Morgan had been invited to London for a debriefing on the mission with ARKANE Director Elias Marietti. She decided to accept for a sense of closure, and she knew that part of her wanted to see Jake again. There was so much that remained unsaid between them and she had left that night before he had found the stones. Perhaps they hadn’t survived the inferno after all?
 

She was met at the official entrance of ARKANE by Marietti’s secretary and taken up to the Director’s office. He rose to greet her and indicated a chair. She glanced at the art on the walls, the books on his shelves and saw evidence of the latent power Ben had spoke of.

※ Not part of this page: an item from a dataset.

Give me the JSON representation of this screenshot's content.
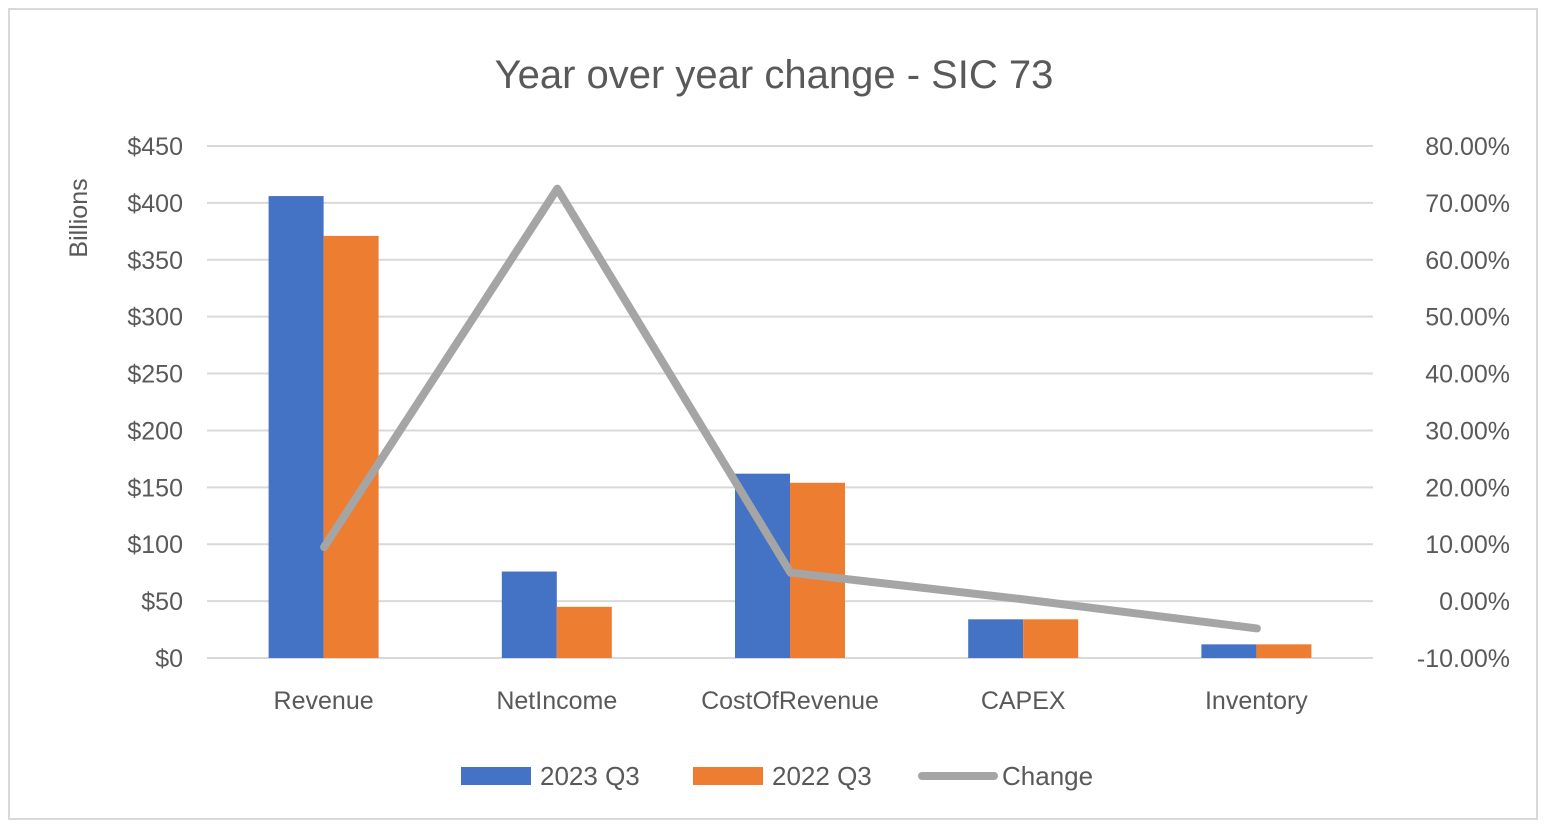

“You’ve been a great asset to us, Morgan. Thank you for helping our mission to retrieve the Pentecost stones.”

 
“You’re mistaken, Director. It was always my mission. I was never there to help ARKANE find the stones, I only wanted to help my family. You would have sent them to their deaths just to save some relics of the early Church.”

 
Marietti gave a thin smile.

 
“But you’re intrigued by ARKANE, aren’t you, Morgan? You saw something in the flames that was evidence of another reality. You know some of what we research here and it fascinates you. We have many mysteries to solve, many unique areas of research you could be part of. There are things happening in this world that you can only imagine, the stuff of angelic dreams and demonic nightmares.”

 
“Why are you telling me this now?” she asked.
 

 
“I want you to join us,” Marietti replied.

 
There was a sharp intake of breath from behind her and Morgan turned to see Jake in the doorway. He was clean shaven and wearing a slate grey suit, his white corkscrew scar standing out against his tanned skin. He was a handsome incarnation of the man she had travelled with, who had been beaten, bruised and smudged with ash from the flames of Pentecost. But this man was a stranger, his face stony as Marietti ignored his entrance and continued.

 
“We need a top researcher who can help us solve some of these mysteries, someone with your expertise in biblical matters and psychology of religion and someone who can hold her own in the field. Of course, you would have access to all our research.”

 
Morgan thought of the database of which she had only touched the surface, the amazing resources ARKANE had and the secrets they protected. Marietti certainly knew how to tempt her professional side. Being back in staid academia for such a short time already, she was already longing for adventure. But then she thought of what Faye and Gemma had been through, of how close she had come to the flames of Everett’s fire and the bullets of Thanatos. She started to speak but Marietti held up his hand.

 
“Just think about it. Right now, you want to see this.”

 
He picked up a plain black case from behind his desk and held it out to her. It was dark wood, inscribed with tongues of fire that were picked out in gold leaf.